20 Jan



In Rylands V Fletcher, the defendant employed an independent contractor to build a reservoir on his land. While working, the contractors discovered a series of coal shafts (which unknown to them linked to the plaintiff’s land) which were loosely covered by debris, they did not block these coal shafts properly. The reservoir burst and flooded the neighbouring mine which was run by Fletcher. This situation/wrong did not fall under any existing tort.

This is the rule (quoted but somehow summarised):

Note that you should try and quote it in exams in the introductory parts.

A person, who for his own purpose brings on his land and (or) collects and keeps there anything likely to do mischief if it escapes, must keep it at his peril, if he does not do so, he is prima facie answerable for all the damage which is the natural consequence of the thing’s escape-Blackburn J, (speaking on behalf of the judges) in the Ryland V Fletcher Case

At the Court of Appeal, Lord Cairns added that the thing which escapes must be a non-natural user of the defendant’s land.

Simply put; Rylands V Fletcher generally established strict liability for damage which occur from escape of tangible things from a defendant’s land.

The following elements can be deduced from the foregoing:

  1. The defendant must have brought/accumulated (or authorised the bringing/accumulation) of a deleterious substance on his land: Where he did not bring it into/accumulate it in his land, then no liability-Giles v. Walker.
  2. The thing brought onto the land must have escaped. In Read V Lyons inability to prove escape from the defendant’s premises was fatal to the plaintiff’s claim. Similar position in Hunter v. Canary Wharf. In Pointing V Noakes where the claimant’s horse stretched over the defendant’s fence and ate leaves from his yew (poisonous) tree and died… held, no escape. But on similar facts in Crowhurst V Amersham Burial Board court found escape because the yew tree overstretched the defendant’s land into the plaintiff’s. See also; Hale V Jennings, Powell V Fall and Midwood V Manchester, where in these cases, the plaintiffs were successful in proving escape.
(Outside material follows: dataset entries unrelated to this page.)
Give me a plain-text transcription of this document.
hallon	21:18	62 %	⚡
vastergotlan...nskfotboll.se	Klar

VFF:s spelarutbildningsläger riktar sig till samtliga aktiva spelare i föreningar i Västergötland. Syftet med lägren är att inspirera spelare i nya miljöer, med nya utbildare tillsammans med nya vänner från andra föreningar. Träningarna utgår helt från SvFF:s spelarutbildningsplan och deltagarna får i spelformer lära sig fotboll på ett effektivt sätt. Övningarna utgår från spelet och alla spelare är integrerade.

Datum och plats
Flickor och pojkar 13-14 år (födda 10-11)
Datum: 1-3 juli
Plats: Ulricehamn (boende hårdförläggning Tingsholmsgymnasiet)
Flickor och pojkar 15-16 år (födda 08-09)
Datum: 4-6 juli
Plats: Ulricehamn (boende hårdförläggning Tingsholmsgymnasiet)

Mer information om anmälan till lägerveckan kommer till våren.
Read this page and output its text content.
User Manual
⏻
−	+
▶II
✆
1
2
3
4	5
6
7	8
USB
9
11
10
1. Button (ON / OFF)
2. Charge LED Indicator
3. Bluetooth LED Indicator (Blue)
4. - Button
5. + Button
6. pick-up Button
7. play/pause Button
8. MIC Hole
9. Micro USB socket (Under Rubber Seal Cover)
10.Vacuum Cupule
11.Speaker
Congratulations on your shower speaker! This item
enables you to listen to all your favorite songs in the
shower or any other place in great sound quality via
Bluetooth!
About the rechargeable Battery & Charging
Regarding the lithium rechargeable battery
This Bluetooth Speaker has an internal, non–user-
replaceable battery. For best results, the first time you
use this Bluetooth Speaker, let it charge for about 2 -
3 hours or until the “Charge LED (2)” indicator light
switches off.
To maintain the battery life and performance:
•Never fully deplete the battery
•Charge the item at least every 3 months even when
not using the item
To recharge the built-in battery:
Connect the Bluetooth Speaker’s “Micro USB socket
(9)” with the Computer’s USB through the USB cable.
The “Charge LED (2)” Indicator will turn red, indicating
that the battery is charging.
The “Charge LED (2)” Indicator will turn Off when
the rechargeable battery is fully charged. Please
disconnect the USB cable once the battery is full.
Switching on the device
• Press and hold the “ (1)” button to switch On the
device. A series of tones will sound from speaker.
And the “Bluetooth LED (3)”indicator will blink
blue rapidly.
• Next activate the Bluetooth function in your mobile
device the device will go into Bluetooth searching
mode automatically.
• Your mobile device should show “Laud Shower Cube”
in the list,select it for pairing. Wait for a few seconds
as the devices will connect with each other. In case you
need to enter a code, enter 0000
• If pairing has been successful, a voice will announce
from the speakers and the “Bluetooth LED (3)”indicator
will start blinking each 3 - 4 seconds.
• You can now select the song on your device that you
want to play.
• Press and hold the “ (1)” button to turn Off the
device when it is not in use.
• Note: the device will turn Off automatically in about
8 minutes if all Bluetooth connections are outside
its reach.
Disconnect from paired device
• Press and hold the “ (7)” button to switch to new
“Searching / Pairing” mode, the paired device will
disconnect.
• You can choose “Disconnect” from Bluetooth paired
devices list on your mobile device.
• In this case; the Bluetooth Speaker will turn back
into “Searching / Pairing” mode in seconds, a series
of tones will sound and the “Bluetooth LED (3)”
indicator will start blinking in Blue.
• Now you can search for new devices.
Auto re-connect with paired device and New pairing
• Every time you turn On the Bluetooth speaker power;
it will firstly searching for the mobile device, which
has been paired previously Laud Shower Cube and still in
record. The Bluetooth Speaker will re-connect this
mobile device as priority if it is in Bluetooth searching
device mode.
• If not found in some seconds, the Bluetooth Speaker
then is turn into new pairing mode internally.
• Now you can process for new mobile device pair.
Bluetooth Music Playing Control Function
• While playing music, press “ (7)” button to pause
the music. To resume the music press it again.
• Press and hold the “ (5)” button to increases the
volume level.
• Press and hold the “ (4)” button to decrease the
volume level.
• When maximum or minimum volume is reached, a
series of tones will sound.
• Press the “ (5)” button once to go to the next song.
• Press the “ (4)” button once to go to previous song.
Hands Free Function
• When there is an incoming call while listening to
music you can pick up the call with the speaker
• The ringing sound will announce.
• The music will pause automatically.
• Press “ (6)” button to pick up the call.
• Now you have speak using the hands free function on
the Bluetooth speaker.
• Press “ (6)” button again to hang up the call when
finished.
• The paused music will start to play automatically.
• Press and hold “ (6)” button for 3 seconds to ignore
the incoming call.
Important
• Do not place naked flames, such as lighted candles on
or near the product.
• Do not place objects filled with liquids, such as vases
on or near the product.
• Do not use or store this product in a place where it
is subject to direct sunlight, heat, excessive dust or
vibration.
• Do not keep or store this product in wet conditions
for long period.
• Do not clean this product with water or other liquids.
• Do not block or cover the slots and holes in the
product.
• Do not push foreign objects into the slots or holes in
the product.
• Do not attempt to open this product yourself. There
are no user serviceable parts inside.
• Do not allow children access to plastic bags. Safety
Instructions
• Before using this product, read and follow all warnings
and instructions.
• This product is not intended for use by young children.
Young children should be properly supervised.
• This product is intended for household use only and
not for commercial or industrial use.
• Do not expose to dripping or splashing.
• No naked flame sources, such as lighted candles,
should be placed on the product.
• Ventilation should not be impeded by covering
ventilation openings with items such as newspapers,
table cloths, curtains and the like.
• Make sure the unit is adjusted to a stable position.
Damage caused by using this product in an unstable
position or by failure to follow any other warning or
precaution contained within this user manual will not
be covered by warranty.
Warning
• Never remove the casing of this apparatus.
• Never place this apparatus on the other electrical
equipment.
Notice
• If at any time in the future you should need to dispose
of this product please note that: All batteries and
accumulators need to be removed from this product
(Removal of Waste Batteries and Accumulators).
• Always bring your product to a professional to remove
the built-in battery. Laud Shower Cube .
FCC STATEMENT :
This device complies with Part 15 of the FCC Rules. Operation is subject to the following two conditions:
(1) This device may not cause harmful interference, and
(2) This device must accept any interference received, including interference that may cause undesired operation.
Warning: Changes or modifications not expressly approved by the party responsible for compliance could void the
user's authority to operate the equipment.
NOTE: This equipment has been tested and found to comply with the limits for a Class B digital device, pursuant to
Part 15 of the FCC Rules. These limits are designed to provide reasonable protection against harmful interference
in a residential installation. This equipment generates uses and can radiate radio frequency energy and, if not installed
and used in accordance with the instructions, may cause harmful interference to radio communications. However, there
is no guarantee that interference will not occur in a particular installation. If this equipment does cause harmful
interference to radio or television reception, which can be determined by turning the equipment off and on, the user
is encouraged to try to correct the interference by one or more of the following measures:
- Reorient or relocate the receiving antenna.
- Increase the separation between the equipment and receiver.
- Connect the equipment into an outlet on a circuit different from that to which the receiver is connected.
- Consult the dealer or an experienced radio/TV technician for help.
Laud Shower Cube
:: Note however; Umudje v. SPDCN Ltd which distinguishes diversion from escape. Here, the defendants diverted a natural stream away from the plaintiff’s fishery and spilled some oil into his land. The defendants were held strictly liable for the spillage but not the diversion.

  1. The defendant would be liable for damages caused by the escape (NEPA v. Ali): provided the plaintiff is able to prove the damages/injury which may include (but not usually granted for-(Read V Lyons)) personal injuries-Hale V
  2. The thing brought upon the defendant’s land must be a NON-NATURAL USER.

From the interpretation of NEPA V Ali, the dictum of Lord Mutton in Rickards V Lothian, Rouse V Gravelworks, and a host of other cases over the years, Non-Natural use means the defendant bringing and keeping/accumulating a thing upon his land in a way no reasonable man ordinarily would. I.e.outside the normal daily usage and practice of mankind at a particular time as such can have adverse effects if mishandled.

Look at this instance; installing a water system and putting a tank to supply the house, having cooking gas, fuel gallon in garage, installing electricity in house, having a swimming pool, planting trees, etc. are natural uses/users. However it can become non-natural if instead of a swimming pool, you corner a whole stream into your house, instead of a gallon of petrol, you park a full trailer of petrol in your compound, etc. An explosion of the full trailer would be devastating and liability (under Rylands V Fletcher) would arise if the explosion escapes from your house and affects neighbouring persons or properties. See Musegrove V Pandelis.

In determining what amounts to a non-natural use, the courts would consider the benefit of the activity, quantity of use, likelihood and gravity of damage. Taking note of the place and practice of mankind.